Editorial

DMCH's requirements must be met urgently

Its full potential as public hospital needs to be realised

THE drawbacks of Dhaka Medical College Hospital, the medicare facility of the last resort for the poor and middle income group patients and the premier medical teaching institution of the country, are much too known to bear anyrepetition.
So severely understaffed is the institution that whatever infrastructure exists cannot be utilised optimally. Given the size of the hospital and the number of patients, indoor and outdoor, totaling 4100 per day that it has to handle, the existing manpower strength needs to be tripled. Evidently, the cap on recruitment since 2004 has been a glaring blunder that needs to be immediately removed.
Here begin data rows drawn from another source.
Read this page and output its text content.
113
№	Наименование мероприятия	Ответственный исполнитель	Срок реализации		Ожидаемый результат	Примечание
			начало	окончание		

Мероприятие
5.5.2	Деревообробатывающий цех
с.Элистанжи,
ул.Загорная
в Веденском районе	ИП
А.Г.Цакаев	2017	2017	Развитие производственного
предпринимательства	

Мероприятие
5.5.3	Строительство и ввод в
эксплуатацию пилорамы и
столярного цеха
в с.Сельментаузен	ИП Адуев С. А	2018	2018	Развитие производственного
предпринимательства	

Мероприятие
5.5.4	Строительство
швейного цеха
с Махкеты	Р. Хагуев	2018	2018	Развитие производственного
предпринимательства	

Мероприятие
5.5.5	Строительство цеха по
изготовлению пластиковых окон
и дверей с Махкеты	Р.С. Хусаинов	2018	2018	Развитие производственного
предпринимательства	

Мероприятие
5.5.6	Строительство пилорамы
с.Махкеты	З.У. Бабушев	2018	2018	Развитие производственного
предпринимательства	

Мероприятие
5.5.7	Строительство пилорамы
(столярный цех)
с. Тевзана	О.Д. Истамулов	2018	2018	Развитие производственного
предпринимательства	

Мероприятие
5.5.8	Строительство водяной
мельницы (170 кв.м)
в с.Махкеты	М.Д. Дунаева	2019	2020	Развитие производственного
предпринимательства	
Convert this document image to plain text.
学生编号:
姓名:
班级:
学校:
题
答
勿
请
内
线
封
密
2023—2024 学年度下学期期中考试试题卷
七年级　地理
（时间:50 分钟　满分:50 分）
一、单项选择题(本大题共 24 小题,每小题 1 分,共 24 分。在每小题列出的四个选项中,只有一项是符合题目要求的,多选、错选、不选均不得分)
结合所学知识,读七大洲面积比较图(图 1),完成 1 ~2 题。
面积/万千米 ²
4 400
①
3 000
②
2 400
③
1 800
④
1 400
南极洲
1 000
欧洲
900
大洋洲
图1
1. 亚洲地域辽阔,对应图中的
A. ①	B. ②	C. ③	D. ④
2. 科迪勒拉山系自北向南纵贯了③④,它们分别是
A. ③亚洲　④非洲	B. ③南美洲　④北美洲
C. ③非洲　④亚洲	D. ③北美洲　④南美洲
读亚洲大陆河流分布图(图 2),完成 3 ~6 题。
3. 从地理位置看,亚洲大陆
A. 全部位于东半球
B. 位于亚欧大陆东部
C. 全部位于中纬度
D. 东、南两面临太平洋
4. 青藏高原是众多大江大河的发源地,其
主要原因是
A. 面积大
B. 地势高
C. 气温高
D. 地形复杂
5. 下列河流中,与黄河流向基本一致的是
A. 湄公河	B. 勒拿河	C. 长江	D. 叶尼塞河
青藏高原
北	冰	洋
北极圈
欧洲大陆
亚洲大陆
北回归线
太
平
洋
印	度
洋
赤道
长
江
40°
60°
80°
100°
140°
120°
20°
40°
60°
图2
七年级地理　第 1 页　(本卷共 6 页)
The huge gap in the patient: manpower ratio cannot be bridged overnight, but there are two options that can be applied in the shorter run. Six hundred and fifty additional pairs of hands including doctors' are assessed as the bare minimum recruitment requirement for the present to handle the patient load with any degree of efficiency. Secondly, the implementation of the ECNEC-approved proposal for building 600-bed new strength at the DMCH which has got underway must be expedited.
Much of the deplorable performance of the DMCH can be put down to poor administration and management fuelling corruption and abuse of facilities. There are two problem areas where the dross needs to be cleared up: first, the chief obstacle to patients' receiving prompt professional medical attention and in-patient treatment is personified by the brokers' racket. There is an abject lack of any elaborate system of help desks, let alone that of signs and directions pointing to where the patients need to go with their different kinds of ailment. Merely displaying posters reading "beware of brokers" is a cruel joke when otherwise they are actually allowed to thrive by corrupt minions of the hospitals on whom manifestly the writ of the administration does not apply.
Granted, the doctors are short-handed, but then it should be quite possible for them to give a reasonably patient hearing to the desperate care-seekers rather than scribbling out prescriptions in huff and hurry as they often do.
It's time the hitherto neglected maintenance staffing and budgeting receive some attention. Poor maintenance is eating into the vitals of the DMCH's equipment base. In this context, the overall need for the ministry of health and family welfare to reduce its bureaucratic stranglehold on the hospital can hardly be overemphasised.